The alphabet is Σ = { a, b }. Indicate the number of processing steps for the given input string.
- G = { a*|b, a*, b*|a }, input string = aababb
NFA
The following is the result of applying Thompson's algorithm. State 8 recognizes the first expression (token T1); state 12 recognizes token T2; and state 20 recognizes token T3.
<graph> digraph nfa {
{ node [shape=circle style=invis] s }
rankdir=LR; ratio=0.5
node [shape=doublecircle,fixedsize=true,width=0.2,fontsize=10]; 8 12 20
node [shape=circle,fixedsize=true,width=0.2,fontsize=10];
s -> 0
0 -> 1 1 -> 2 1 -> 6 2 -> 3 2 -> 5 3 -> 4 [label="a",fontsize=10] 4 -> 3 4 -> 5 5 -> 8 6 -> 7 [label="b",fontsize=10] 7 -> 8
0 -> 9 9 -> 10 9 -> 12 10 -> 11 [label="a",fontsize=10] 11 -> 10 11 -> 12
0 -> 13 13 -> 14 13 -> 18 14 -> 15 14 -> 17 15 -> 16 [label="b",fontsize=10] 16 -> 15 16 -> 17 17 -> 20 18 -> 19 [label="a",fontsize=10] 19 -> 20 fontsize=10
} </graph>
DFA
Determination table for the above NFA:
| In | α∈Σ | move(In, α) | ε-closure(move(In, α)) | In+1 = ε-closure(move(In, α)) |
|---|---|---|---|---|
| - | - | 0 | 0, 1, 2, 3, 5, 6, 8, 9, 10, 12, 13, 14, 15, 17, 18, 20 | 0 (T1) |
| 0 | a | 4, 11, 19 | 3, 4, 5, 8, 10, 11, 12, 19, 20 | 1 (T1) |
| 0 | b | 7, 16 | 7, 8, 15, 16, 17, 20 | 2 (T1) |
| 1 | a | 4, 11 | 3, 4, 5, 8, 10, 11, 12 | 3 (T1) |
| 1 | b | - | - | - |
| 2 | a | - | - | - |
| 2 | b | 16 | 15, 16, 17, 20 | 4 (T3) |
| 3 | a | 4, 11 | 3, 4, 5, 8, 10, 11, 12 | 3 (T1) |
| 3 | b | - | - | - |
| 4 | a | - | - | - |
| 4 | b | 16 | 15, 16, 17, 20 | 4 (T3) |
Graphically, the DFA is represented as follows:
<graph> digraph dfa {
{ node [shape=circle style=invis] s }
rankdir=LR; ratio=0.5
node [shape=doublecircle,fixedsize=true,width=0.2,fontsize=10]; 0 1 2 3 4
node [shape=circle,fixedsize=true,width=0.2,fontsize=10];
s -> 0
0 -> 1 [label="a",fontsize=10]
0 -> 2 [label="b",fontsize=10]
1 -> 3 [label="a",fontsize=10]
2 -> 4 [label="b",fontsize=10]
3 -> 3 [label="a",fontsize=10]
4 -> 4 [label="b",fontsize=10]
fontsize=10
} </graph>
The minimization tree is as follows. Note that before considering transition behavior, states are split according to the token they recognize.
<graph> digraph mintree {
node [shape=none,fixedsize=true,width=0.3,fontsize=10]

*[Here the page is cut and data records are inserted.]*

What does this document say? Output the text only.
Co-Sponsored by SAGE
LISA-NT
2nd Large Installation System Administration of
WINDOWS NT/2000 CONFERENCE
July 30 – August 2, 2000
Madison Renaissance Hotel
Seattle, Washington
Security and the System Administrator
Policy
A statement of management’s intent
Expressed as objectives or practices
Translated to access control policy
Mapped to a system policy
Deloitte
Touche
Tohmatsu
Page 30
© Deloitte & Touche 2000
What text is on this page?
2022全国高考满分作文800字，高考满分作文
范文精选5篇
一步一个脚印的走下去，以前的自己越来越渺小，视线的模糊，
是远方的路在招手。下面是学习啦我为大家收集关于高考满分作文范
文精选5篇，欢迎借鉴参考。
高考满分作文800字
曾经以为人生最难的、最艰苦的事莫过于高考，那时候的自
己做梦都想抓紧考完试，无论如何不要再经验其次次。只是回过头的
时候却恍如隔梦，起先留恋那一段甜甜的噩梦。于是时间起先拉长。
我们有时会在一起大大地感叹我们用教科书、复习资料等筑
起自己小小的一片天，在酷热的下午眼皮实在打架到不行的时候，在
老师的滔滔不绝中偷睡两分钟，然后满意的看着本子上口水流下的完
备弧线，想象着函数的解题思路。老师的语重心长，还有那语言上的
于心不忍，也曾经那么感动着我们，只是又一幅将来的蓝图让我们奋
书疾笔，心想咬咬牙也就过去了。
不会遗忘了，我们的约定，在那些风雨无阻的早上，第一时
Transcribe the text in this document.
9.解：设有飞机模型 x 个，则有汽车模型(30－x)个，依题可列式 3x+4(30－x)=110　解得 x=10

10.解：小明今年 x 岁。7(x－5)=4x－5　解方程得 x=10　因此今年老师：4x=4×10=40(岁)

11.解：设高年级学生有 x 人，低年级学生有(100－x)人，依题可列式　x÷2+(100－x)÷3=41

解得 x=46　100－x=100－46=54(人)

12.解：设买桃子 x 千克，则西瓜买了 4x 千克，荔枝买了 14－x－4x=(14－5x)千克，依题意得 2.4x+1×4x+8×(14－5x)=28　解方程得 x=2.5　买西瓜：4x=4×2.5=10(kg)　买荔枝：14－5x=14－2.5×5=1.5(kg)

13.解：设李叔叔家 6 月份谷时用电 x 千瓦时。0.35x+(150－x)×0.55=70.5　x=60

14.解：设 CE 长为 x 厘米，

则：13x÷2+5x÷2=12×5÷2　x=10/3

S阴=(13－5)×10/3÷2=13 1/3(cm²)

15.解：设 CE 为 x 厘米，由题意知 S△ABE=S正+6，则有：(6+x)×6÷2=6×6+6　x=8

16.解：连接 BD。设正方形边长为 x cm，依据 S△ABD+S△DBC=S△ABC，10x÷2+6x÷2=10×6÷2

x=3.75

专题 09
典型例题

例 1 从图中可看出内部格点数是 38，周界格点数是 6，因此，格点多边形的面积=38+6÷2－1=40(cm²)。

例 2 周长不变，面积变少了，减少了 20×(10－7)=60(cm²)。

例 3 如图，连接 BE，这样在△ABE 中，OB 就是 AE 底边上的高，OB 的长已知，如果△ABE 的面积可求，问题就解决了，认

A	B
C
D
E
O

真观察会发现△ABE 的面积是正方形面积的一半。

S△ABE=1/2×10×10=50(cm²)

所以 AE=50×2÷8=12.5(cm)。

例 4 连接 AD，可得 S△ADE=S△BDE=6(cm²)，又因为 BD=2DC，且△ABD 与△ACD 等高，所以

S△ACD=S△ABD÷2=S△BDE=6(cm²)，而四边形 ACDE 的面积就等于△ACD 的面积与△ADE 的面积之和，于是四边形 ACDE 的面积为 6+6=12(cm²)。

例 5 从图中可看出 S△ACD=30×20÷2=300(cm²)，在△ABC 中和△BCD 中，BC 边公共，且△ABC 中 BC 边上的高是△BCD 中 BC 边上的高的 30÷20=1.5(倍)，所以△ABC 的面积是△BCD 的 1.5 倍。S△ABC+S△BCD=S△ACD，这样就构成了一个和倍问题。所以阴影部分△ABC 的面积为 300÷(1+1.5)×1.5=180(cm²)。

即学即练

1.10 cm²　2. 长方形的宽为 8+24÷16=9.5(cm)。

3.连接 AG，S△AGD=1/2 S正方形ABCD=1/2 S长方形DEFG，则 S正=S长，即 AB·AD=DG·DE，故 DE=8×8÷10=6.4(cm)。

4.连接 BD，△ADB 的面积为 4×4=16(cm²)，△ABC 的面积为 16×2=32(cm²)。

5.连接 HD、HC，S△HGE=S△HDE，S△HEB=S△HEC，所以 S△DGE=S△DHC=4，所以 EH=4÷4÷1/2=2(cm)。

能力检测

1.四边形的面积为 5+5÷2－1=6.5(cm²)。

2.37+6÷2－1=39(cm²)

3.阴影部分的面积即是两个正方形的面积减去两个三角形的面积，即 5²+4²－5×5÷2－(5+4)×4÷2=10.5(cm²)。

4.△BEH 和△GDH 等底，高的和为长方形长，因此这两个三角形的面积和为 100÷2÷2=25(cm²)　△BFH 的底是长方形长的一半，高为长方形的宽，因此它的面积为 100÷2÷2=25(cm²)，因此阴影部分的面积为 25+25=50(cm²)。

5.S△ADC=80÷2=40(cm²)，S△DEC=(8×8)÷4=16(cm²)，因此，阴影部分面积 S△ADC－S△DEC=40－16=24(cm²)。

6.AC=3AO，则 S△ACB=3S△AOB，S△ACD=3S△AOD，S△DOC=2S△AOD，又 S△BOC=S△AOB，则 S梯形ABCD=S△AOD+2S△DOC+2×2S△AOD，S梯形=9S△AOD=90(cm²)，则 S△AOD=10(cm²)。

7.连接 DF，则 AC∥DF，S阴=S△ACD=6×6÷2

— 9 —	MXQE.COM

"{0, 1, 2, 3, 4}" -> "{}" [label="NF",fontsize=10]
"{0, 1, 2, 3, 4}" -> "{0, 1, 2, 3, 4} " [label=" F",fontsize=10]
"{0, 1, 2, 3, 4} " -> "{0, 1, 2, 3}" [label=" T1",fontsize=10]
"{0, 1, 2, 3, 4} " -> "{4}" [label=" T3",fontsize=10]
"{0, 1, 2, 3}" -> "{0, 1, 3}" [label=" a",fontsize=10]
"{0, 1, 2, 3}" -> "{2}" //[label=" a",fontsize=10]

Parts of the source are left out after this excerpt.